D’autres indicateurs de l’état de vieillissement du lac Delage peuvent être observés. L’apport en sédiments fins et la disponibilité en éléments nutritifs tels que le phosphore et les nitrates contribuent au développement et à la prolifération du Myriophylle à épis, l’espèce dominante parmi les 20 espèces de macrophytes identifiées au lac Delage. Cette espèce envahissante domine près de 50 % des 31 herbiers recensés et couvre à elle seule plus de 4 % de la superficie du lac. Elle forme ainsi de grands herbiers très denses et limite la diversité végétale. Les herbiers aquatiques du lac Delage sont assez importants et ils ont été colonisés par le myriophylle à épis qui pourrait prendre beaucoup plus d’ampleur. Une augmentation de la densité et de la superficie des herbiers aquatiques ainsi qu’une diminution de la diversité d’espèces qui les composent sont généralement des signes d’eutrophisation. Un suivi de l’évolution des herbiers aquatiques permettrait de suivre celle du niveau trophique avec plus de certitude (APEL, 2009).

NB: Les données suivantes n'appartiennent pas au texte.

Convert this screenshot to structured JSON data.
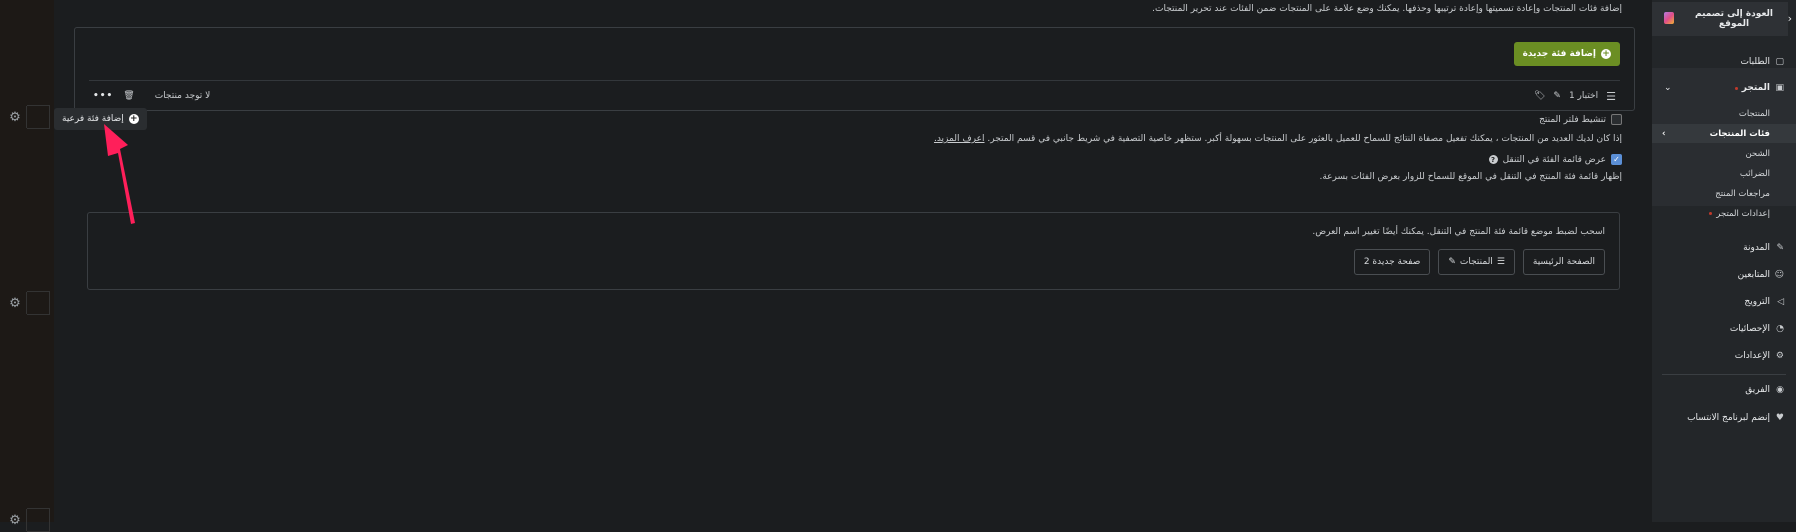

À l’automne, ces plantes aquatiques apporteraient de la matière organique substantielle vers le fond du lac. Par la suite, la décomposition de cette biomasse végétale entraînerait une consommation d’oxygène dans l’hypolimnion. Les profils d’oxygène dissous de 2007 montrent que la concentration en oxygène diminue avec la profondeur dans l’hypolimnion. Cette couche d’eau profonde s’est appauvrie en oxygène et une zone anoxique (< 2 mg O2 /L) s’est ainsi formée au fond du lac et a pris de l’ampleur au fur et à mesure que la saison estivale avançait (APEL, 2009).
Selon l’Association pour la protection de l’environnement du lac Saint-Charles (APEL), le temps de renouvellement de 332 jours de l’eau du lac Delage le rend vulnérable par rapport aux apports externes de phosphore. Les apports externes en provenance du bassin versant peuvent y demeurer sur une longue période seraient en grande partie assimilés par les végétaux (APEL, 2009).
Selon le MDDELCC, les longs temps de renouvellement ne fragilisent pas nécessairement un lac en lien avec le phosphore qui y transite. En effet, pour une charge en phosphore égale, un lac qui aura un court temps de séjour présentera généralement une concentration en phosphore plus élevée dans la colonne d’eau. Cela est notamment dû au fait que, dans les lacs au temps de séjour plus long, le phosphore a le temps de sédimenter et d’être séquestré au fond du lac (hypolimnion), là où il est peu disponible pour les algues. En revanche, il tend à demeurer dans l’épilimnion, disponible aux algues, dans les lacs où le temps de séjour est plus court (entre le moment où il entre dans le lac et où il est évacué par l’exutoire).
D’un autre côté, il est vrai qu’un taux de renouvellement plus élevé peut contribuer à évacuer du phosphore du système plutôt qu’à l’y accumuler. Cela ne signifie toutefois pas que le phosphore accumulé posera problème (dépend de la charge, de la morphométrie du lac…). En outre, plusieurs variables vont jouer sur la disponibilité du phosphore, mais un long temps de renouvellement à lui seul ne le fragilise pas nécessairement.
De manière générale, la qualité de l’eau du lac Delage est bonne et les usages ne sont pas compromis. Toutefois, les espèces de poissons sensibles, comme l’Omble de fontaine, ont besoin à la fois d’eau fraîche (< 20 °C) et bien oxygénée (> 4 mg/L). Leur niche écologique s’est donc réduite dans le lac Delage au cours de l’été 2007 (Figure 1.2.8) (APEL, 2009).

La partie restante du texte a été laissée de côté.